虞清本想开口解释两句,但是一看小馨的脸色都咽回了肚子里。

就这样,富馨也没有轻易放过她。

“还有你也,臭阿清,管他去死!”

虞清一副义愤填膺的样子指控道:“就是!他这样我就该放下他,让他独自回军营去,那里条件多差啊!我的好日子才开始呢!”

“就是!哼!”

“但是转念一想,他还是出事了,北蛮人肯定大举进攻,我们边疆县城怕是会生灵涂炭”

“额”

“我们的工厂,我们的华夏书院,我们的荣华阁,我们的众焰阁怕是也会受到风波。
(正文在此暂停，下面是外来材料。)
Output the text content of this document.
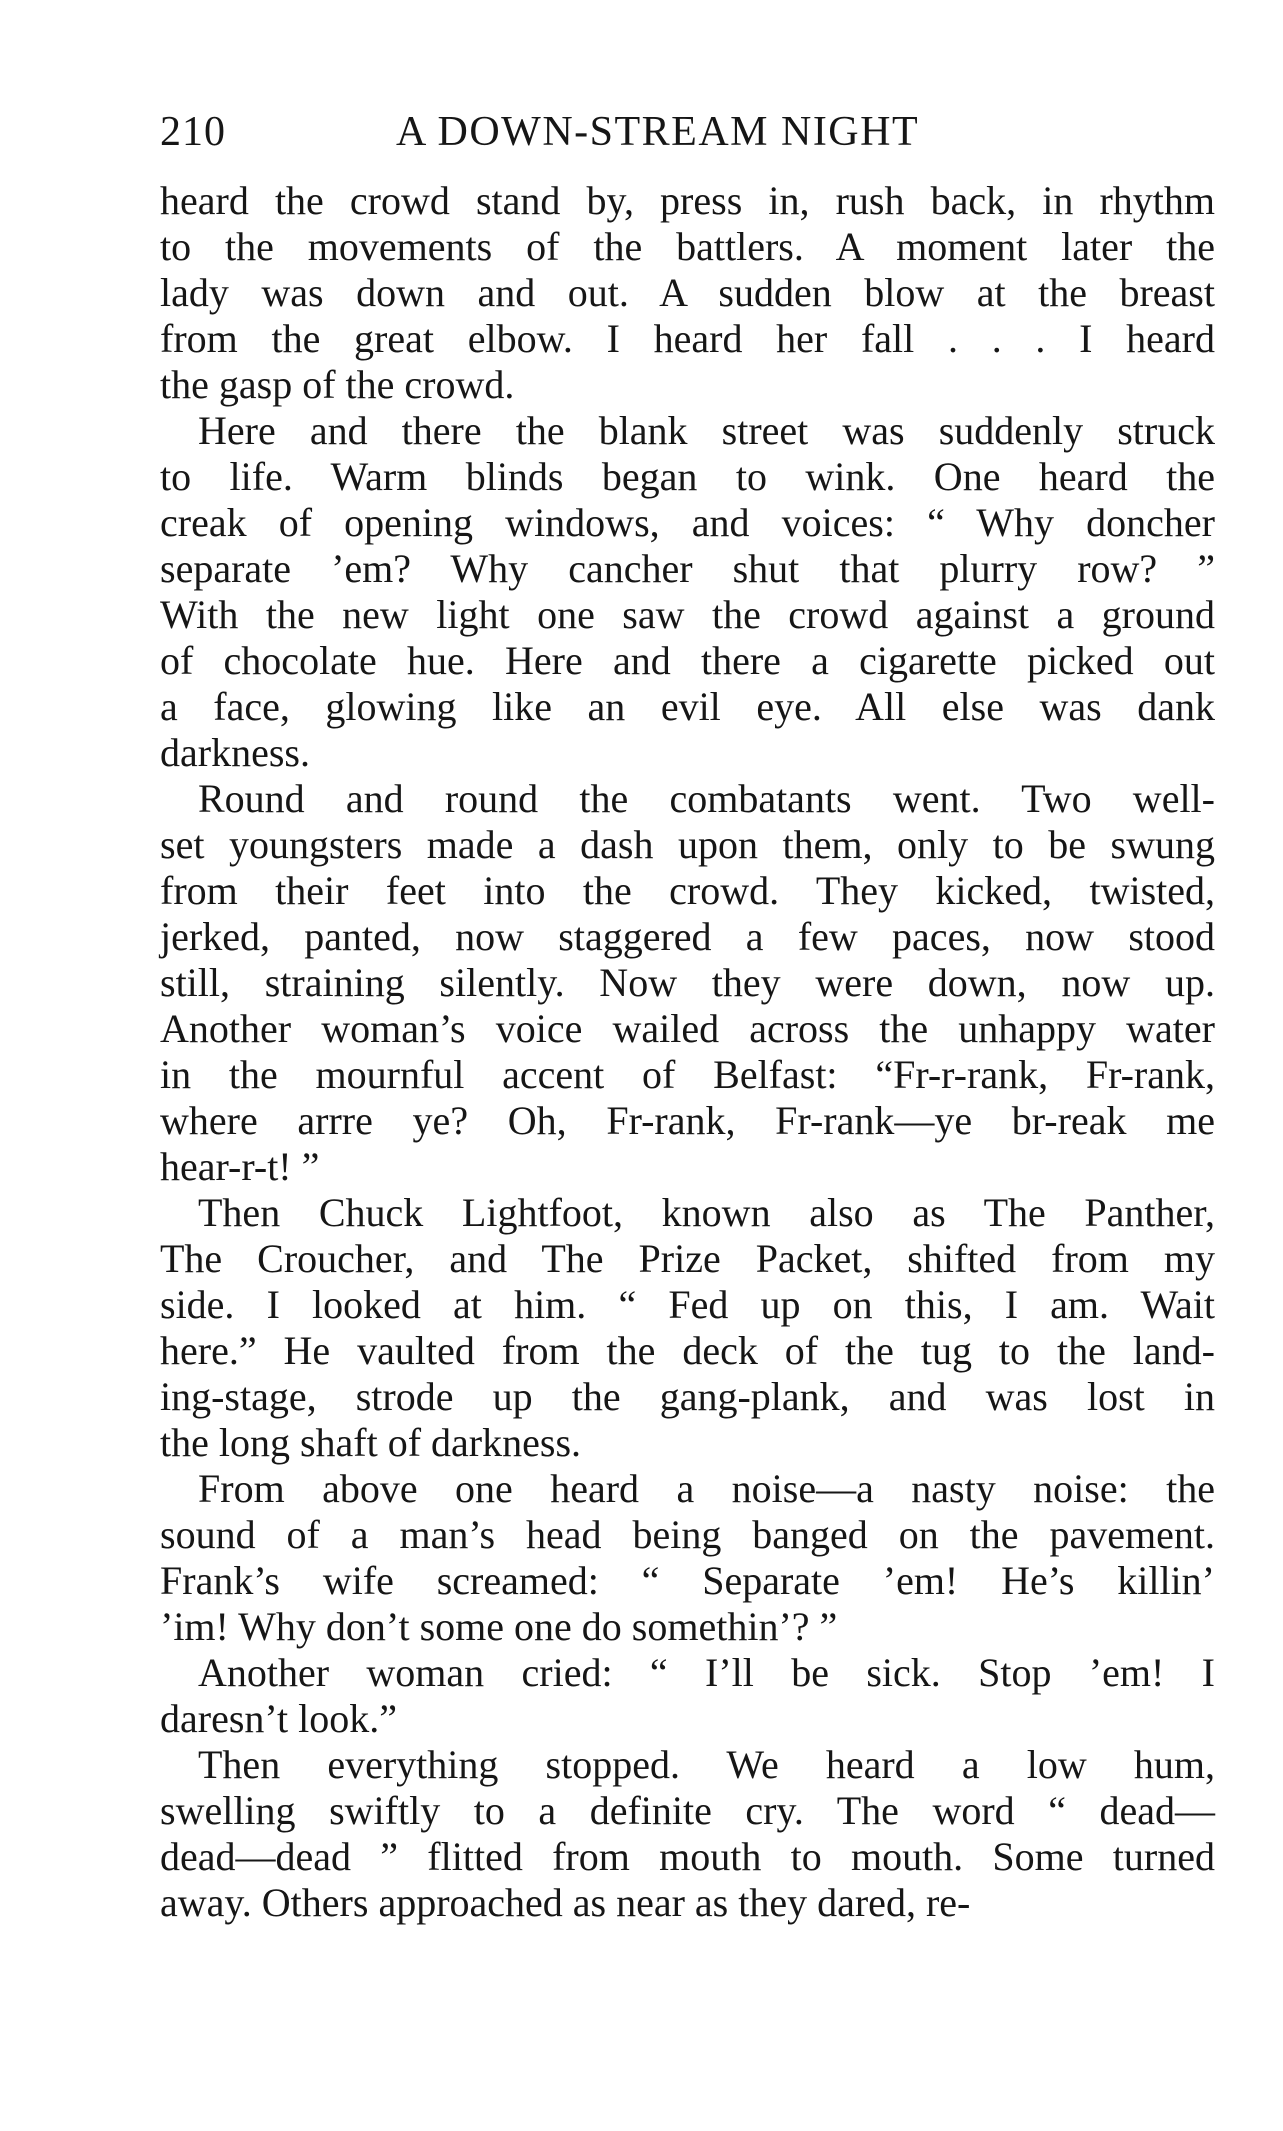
210	A DOWN-STREAM NIGHT
heard the crowd stand by, press in, rush back, in rhythm
to the movements of the battlers. A moment later the
lady was down and out. A sudden blow at the breast
from the great elbow. I heard her fall . . . I heard
the gasp of the crowd.
Here and there the blank street was suddenly struck
to life. Warm blinds began to wink. One heard the
creak of opening windows, and voices: “ Why doncher
separate ’em? Why cancher shut that plurry row? ”
With the new light one saw the crowd against a ground
of chocolate hue. Here and there a cigarette picked out
a face, glowing like an evil eye. All else was dank
darkness.
Round and round the combatants went. Two well-
set youngsters made a dash upon them, only to be swung
from their feet into the crowd. They kicked, twisted,
jerked, panted, now staggered a few paces, now stood
still, straining silently. Now they were down, now up.
Another woman’s voice wailed across the unhappy water
in the mournful accent of Belfast: “Fr-r-rank, Fr-rank,
where arrre ye? Oh, Fr-rank, Fr-rank—ye br-reak me
hear-r-t! ”
Then Chuck Lightfoot, known also as The Panther,
The Croucher, and The Prize Packet, shifted from my
side. I looked at him. “ Fed up on this, I am. Wait
here.” He vaulted from the deck of the tug to the land-
ing-stage, strode up the gang-plank, and was lost in
the long shaft of darkness.
From above one heard a noise—a nasty noise: the
sound of a man’s head being banged on the pavement.
Frank’s wife screamed: “ Separate ’em! He’s killin’
’im! Why don’t some one do somethin’? ”
Another woman cried: “ I’ll be sick. Stop ’em! I
daresn’t look.”
Then everything stopped. We heard a low hum,
swelling swiftly to a definite cry. The word “ dead—
dead—dead ” flitted from mouth to mouth. Some turned
away. Others approached as near as they dared, re-
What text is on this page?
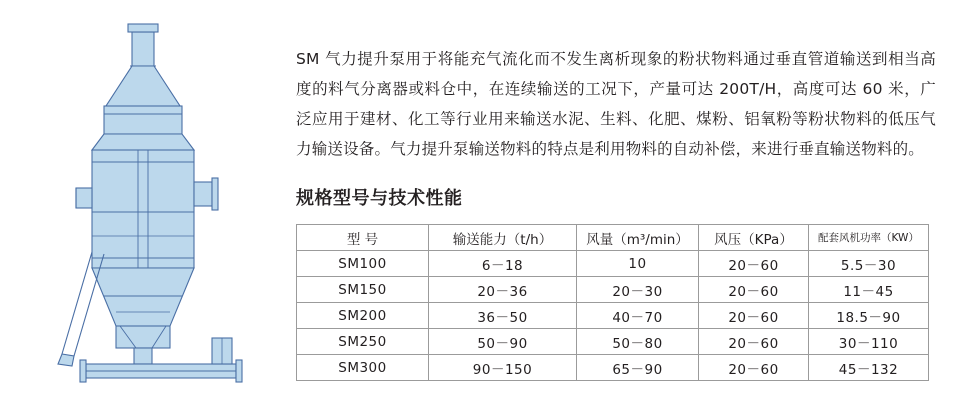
SM 气力提升泵用于将能充气流化而不发生离析现象的粉状物料通过垂直管道输送到相当高度的料气分离器或料仓中，在连续输送的工况下，产量可达 200T/H，高度可达 60 米，广泛应用于建材、化工等行业用来输送水泥、生料、化肥、煤粉、铝氧粉等粉状物料的低压气力输送设备。气力提升泵输送物料的特点是利用物料的自动补偿，来进行垂直输送物料的。

规格型号与技术性能
型 号	输送能力（t/h）	风量（m³/min）	风压（KPa）	配套风机功率（KW）
SM100	6－18	10	20－60	5.5－30
SM150	20－36	20－30	20－60	11－45
SM200	36－50	40－70	20－60	18.5－90
SM250	50－90	50－80	20－60	30－110
SM300	90－150	65－90	20－60	45－132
孩子们好不容易都安安稳稳地上学,大人们的识字普及也才刚刚开始唉”

“那那唉,阿清怎么办,他好像还不能死唔唔唔,你去了军营我什么时候才能见到你啊!!”

一边说小馨就一边哭了出来,整个人死死抱着虞清不肯放手。

虞清好说歹说,把所有的信鸽都留给了小馨,她才放手答应会管理好这里,让虞清安心去军营。

期间,富浩宇头上的冷汗就没有断过,整个人都快泡在了水里。

之后,两人去了书院。

学生们都很不舍,盛书书和虞思叶小老虎等人更是哭成了泪人,思叶甚至都不给睿泽抱抱了,师丈也不写了,缩在虞清怀里不肯出来。

小孩子们情绪传染得快,一个哭个个哭,整个教室里都是哭声。

幸好小师兄们也都理解,担任其安慰孩子们的工作。

最后以虞清承诺会多多写信给他们才作罢休。

富馨能到手的信鸽少了一只。

同时去了祝府,拜访了祝老。

祝老深深叹了口气,“罢了罢了,他能为你如此也算是破釜沉舟了,你的眼光到底是好,入了军营多加小心。要想在军营立足,事事不容易,我这还有些战术书,你们都带走研究研究,得空回来也看看我。”